4. Cobb chalks up the classic sounds of his albums to a mix of good acoustics, good gear and plenty of research.
Pushed by Shiflett to divulge some of his studio secrets, Cobb admitted that good instruments — and good studios — do much of the work for him. “I think the sound is in the room,” he says. “I’ve spent a lot of time listening to records. You hear a snare drum in real life and you’re like, ‘Man, that doesn’t sound like a snare drum on a record.’ I kept listening to stuff and hanging around with people who were smarter than me until I figured out, ‘That’s the snare drum to get that sound,’ or, ‘That’s the guitar that gets that sound,’ or, ‘That’s the high hat that sounds like that record.’ I chased a lot of the instruments and a lot of the gear to make similar sounds to records that I love. To get the sound, you start researching.”

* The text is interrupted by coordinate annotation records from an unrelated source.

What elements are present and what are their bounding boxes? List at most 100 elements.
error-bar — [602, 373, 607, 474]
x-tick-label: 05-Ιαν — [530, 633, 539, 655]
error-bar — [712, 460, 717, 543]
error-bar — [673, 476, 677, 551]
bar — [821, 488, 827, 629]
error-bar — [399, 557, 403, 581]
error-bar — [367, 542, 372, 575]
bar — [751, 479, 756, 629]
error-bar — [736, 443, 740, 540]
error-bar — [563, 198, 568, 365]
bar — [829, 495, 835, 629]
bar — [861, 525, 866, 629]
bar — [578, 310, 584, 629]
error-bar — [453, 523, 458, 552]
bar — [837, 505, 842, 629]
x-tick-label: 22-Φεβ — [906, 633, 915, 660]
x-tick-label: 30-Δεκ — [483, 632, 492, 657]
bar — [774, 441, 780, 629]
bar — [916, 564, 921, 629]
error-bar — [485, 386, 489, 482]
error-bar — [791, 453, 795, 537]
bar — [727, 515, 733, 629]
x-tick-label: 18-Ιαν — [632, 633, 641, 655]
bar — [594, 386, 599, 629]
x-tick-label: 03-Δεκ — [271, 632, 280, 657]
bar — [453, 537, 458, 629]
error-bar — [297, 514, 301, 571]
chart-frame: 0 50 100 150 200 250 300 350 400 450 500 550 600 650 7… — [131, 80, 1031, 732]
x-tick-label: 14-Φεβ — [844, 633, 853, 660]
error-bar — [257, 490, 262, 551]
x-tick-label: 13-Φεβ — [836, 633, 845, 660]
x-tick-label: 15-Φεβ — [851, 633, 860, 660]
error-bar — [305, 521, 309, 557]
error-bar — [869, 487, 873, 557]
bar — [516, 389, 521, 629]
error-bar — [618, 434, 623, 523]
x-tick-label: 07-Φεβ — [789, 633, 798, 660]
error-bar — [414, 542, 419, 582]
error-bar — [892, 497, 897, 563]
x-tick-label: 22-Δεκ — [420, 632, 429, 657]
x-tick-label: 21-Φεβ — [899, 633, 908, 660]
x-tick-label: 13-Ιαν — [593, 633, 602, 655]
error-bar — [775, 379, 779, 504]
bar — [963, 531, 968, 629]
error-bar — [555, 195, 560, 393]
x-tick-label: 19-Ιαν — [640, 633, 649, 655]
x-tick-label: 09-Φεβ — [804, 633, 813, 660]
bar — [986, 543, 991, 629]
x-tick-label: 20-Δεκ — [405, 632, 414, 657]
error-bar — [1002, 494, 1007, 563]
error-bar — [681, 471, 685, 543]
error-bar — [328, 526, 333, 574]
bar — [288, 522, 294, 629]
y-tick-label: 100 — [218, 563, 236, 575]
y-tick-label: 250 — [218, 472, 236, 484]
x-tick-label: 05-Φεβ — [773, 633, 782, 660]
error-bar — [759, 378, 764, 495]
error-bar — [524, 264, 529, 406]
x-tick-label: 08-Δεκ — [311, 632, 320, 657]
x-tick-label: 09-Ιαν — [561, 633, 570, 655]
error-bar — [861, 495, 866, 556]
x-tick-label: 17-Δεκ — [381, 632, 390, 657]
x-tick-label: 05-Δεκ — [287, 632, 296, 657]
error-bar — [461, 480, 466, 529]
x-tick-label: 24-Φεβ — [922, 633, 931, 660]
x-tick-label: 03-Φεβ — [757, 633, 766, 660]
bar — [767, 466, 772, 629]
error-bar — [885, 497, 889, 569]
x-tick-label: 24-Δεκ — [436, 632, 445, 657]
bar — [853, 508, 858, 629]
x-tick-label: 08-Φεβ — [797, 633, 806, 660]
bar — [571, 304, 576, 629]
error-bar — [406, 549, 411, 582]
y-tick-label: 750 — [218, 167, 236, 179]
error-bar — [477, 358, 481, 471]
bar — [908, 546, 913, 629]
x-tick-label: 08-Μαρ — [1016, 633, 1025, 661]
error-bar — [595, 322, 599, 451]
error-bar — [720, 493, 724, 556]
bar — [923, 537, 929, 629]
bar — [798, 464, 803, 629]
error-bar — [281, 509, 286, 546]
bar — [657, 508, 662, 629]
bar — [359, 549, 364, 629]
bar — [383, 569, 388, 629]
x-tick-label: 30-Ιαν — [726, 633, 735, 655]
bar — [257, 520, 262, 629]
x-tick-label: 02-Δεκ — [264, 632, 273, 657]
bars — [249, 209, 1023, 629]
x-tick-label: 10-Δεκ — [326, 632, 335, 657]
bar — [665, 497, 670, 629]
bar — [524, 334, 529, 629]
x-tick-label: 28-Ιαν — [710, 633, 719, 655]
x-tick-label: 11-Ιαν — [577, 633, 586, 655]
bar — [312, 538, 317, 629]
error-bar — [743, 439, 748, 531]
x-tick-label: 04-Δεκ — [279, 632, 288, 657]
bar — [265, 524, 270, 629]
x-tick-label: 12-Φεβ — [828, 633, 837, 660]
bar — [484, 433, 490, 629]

5. A longtime Beatles superfan, Cobb joined his first group as a teenager, playing bass in a Beatles tribute band.
“I was playing Paul,” he remembers. “My first year with the band was about 12. And it sucked. It was terrible. I remember making the t-shirts and it was a ripoff. You know how Led Zeppelin had the Zeppelin crashing, the Hindenburg? Ours was, like, a boat sinking. So bad.”